Round Table with Oscar
January 15, 2013

Social budgeting

Let us look into this question that is disturbing me; this is it: to whom does the “budget debate” belong? Every year, we have this show. The Ministry of Finance pulls together a loose project document for the year and the minister presents this budget in the House of Assembly.{{more}}

The governing members of parliament defend it and vote for it; the opposing members of parliament attack it with touches of drama, they vote against it and it is passed by the assembly. The show fades out gradually, the document goes out of sight behind ministerial barricades and the political party festival or “test match” is over. The question is still lingering in the air: whose budget debate was that? What kind of nation/ society can we develop if we use this annual debate as our management tool? Has SVG become a public speaking lotto, a courtroom where the judge, jury and defending advocates are one and the same group?

Is it not more reasonable to approach our national project management through a process of consultation among diverse interests determined to employ negotiation, persuasion and agreement to disagree on principled grounds; so that all can share in producing the consent that moves the nation ever onwards? Is our parliament – that slaughterhouse of principled positions – the forum for crafting a project that belongs to the whole nation? How do we move away from a partisan budget, to a People’s budget or a societal budget. Certainly not by the parliamentary budget debate that we now are having.


In 1981, 1982, the People’s Revolutionary Government (PRG) in Grenada had no parliament to debate their budget. The government used a consultation process. This is what they reported in 1982.

“The most fundamental and far-reaching of these National consultations has been the 1981 Budget Plan process in which, for the first time in the history of the Commonwealth, the people were directly involved in the preparation of the Budget Plan of their country.

Over 80 per cent of the adult population actively participated in the formulation of the national budget through the National Conference of the Economy, zonal and parish councils and general meetings and branch meetings of the trade union movement….”

I myself attended one of the budget planning sessions in Grenada. There were about 500 persons, each with a copy of the budget draft and summary of the National Economic Plan. We received a presentation from Planning Minister Bernard Coard and then the discussion took place in interest groups and then in plenary. It was close to a revolutionary reversal of the normal planning process that governments use. It is worth building on. Once or twice, Prime Minister and Minister of Finance Gonsalves did take a small team of officials into selected zones of our country to receive input from citizens to be considered for the budget. At present, though, group consultations occur on a smaller scale, generally in Cabinet room – a pitiful concession. There were also occasions when the Chamber of Industry and Commerce (CIC) took the initiative and prepared and presented its own budget concerns to the Minister of Finance.
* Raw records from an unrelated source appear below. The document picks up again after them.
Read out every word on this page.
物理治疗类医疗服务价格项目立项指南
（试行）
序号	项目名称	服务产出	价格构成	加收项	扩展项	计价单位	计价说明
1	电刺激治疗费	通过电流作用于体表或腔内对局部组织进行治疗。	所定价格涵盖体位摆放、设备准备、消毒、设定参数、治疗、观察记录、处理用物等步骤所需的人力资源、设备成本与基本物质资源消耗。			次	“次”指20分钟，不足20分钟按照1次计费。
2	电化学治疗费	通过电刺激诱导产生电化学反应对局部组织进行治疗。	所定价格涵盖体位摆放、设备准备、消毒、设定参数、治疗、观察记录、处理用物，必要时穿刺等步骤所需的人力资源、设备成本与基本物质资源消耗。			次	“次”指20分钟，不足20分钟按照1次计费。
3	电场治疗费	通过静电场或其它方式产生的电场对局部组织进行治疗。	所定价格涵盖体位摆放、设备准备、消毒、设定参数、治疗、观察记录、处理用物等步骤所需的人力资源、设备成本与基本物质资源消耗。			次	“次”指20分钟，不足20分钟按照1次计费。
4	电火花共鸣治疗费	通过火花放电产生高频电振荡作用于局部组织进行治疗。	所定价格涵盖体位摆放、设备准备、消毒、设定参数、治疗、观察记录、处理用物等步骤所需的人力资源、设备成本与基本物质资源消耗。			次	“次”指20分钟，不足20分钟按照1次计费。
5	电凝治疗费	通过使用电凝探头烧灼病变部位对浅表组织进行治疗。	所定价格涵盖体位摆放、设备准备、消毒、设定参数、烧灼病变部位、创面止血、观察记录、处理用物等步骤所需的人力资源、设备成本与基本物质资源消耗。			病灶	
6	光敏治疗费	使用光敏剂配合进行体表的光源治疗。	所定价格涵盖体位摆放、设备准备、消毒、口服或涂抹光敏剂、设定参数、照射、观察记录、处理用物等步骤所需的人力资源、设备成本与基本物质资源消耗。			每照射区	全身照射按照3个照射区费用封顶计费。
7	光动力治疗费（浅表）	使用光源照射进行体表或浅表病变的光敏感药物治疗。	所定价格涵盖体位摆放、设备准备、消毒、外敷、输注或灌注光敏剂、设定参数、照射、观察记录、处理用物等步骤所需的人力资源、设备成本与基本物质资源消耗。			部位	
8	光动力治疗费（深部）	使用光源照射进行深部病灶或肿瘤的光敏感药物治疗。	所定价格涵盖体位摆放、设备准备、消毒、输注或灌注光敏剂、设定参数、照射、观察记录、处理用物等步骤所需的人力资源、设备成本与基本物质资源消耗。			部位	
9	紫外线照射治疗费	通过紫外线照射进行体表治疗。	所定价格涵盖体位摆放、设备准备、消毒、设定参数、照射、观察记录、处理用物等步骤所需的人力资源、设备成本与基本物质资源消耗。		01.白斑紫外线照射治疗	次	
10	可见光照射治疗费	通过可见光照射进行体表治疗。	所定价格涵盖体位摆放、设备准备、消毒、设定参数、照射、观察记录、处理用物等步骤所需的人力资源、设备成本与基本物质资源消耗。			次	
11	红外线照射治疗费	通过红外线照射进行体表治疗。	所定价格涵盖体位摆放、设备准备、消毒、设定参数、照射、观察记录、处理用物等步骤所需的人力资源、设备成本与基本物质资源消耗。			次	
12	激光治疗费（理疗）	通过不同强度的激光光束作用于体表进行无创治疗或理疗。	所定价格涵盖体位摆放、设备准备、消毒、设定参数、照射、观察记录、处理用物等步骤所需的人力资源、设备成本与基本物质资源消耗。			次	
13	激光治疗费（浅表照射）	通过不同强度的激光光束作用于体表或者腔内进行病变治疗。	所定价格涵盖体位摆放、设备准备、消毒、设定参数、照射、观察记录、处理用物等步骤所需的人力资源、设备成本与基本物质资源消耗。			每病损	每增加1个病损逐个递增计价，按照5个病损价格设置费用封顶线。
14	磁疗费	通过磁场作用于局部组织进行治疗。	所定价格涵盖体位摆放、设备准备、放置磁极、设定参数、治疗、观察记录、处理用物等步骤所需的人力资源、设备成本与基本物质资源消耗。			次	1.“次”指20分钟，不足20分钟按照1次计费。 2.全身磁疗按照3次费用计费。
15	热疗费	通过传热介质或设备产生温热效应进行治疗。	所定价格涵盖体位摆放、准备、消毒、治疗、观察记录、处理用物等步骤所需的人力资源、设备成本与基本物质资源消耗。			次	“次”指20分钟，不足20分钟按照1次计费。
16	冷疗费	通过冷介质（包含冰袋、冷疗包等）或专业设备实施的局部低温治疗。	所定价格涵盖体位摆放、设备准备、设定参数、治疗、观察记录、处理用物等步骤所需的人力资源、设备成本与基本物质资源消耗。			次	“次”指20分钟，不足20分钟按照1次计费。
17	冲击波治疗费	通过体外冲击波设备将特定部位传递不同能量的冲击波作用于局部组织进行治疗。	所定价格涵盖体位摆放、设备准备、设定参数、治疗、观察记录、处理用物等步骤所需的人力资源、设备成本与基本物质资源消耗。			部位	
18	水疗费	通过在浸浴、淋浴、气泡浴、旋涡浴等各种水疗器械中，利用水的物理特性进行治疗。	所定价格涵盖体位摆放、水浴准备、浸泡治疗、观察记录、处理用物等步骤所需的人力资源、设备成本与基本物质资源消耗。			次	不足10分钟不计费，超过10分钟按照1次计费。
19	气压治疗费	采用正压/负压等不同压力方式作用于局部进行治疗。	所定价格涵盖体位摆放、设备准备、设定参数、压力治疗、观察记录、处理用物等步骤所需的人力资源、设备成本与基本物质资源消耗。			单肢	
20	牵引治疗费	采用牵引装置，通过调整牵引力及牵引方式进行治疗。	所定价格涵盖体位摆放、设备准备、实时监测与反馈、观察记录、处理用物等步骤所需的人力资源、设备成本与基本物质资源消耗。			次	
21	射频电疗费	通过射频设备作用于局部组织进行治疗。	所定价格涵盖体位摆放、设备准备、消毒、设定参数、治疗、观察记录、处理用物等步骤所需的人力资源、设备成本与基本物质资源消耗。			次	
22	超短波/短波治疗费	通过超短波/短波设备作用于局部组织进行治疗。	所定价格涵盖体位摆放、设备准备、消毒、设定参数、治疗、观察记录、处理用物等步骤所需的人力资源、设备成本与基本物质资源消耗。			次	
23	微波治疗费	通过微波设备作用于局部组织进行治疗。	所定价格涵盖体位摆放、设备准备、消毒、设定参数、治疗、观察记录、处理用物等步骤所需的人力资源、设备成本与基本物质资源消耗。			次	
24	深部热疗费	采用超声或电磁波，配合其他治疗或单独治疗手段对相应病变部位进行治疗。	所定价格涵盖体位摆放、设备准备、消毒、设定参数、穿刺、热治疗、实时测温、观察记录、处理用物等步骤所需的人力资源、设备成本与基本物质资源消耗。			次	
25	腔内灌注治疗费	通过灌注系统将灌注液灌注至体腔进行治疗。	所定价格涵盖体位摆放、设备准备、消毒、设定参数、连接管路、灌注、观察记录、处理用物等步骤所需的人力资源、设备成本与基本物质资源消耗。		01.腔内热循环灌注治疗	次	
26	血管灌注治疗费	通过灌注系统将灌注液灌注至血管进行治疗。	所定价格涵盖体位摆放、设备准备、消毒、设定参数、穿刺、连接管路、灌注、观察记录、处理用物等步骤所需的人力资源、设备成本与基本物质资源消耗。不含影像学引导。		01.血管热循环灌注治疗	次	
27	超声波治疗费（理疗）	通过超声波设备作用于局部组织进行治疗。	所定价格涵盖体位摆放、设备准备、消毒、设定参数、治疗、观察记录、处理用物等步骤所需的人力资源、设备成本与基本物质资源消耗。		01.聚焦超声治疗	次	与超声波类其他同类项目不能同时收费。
In preparing the state budget, the Minister of Finance looks over his shoulders ever so often to see what games the World Bank, the IMF, and other “rating” agencies that give grades to our economy are playing. These outside forces can dictate the measure of our state budget more than we the citizens and workers can. That is why we need to consider a “society based budget”, as well as, or rather than a “state based budget” and development plan. There are many needs and resources that the state does not touch. For example, let us say that our 20,000 acres of agricultural land is worth $500 million even without crop cover, the minister of finance and the ministry of agriculture do not have the authority or the interest or the capacity to design and manage that resource for our society’s development. What we need is a societal budget and process with a richer, broader and differentiated scope. And what about managing our untapped “social capital”; those community virtues and bondings that can bring about change even where finance capital is scarce? No budget debate in the House of Assembly can mobilize and harness community bonding and virtue. It destroys it. “Our” budget debate does not belong to us as citizens who want progress in SVG. Check it out.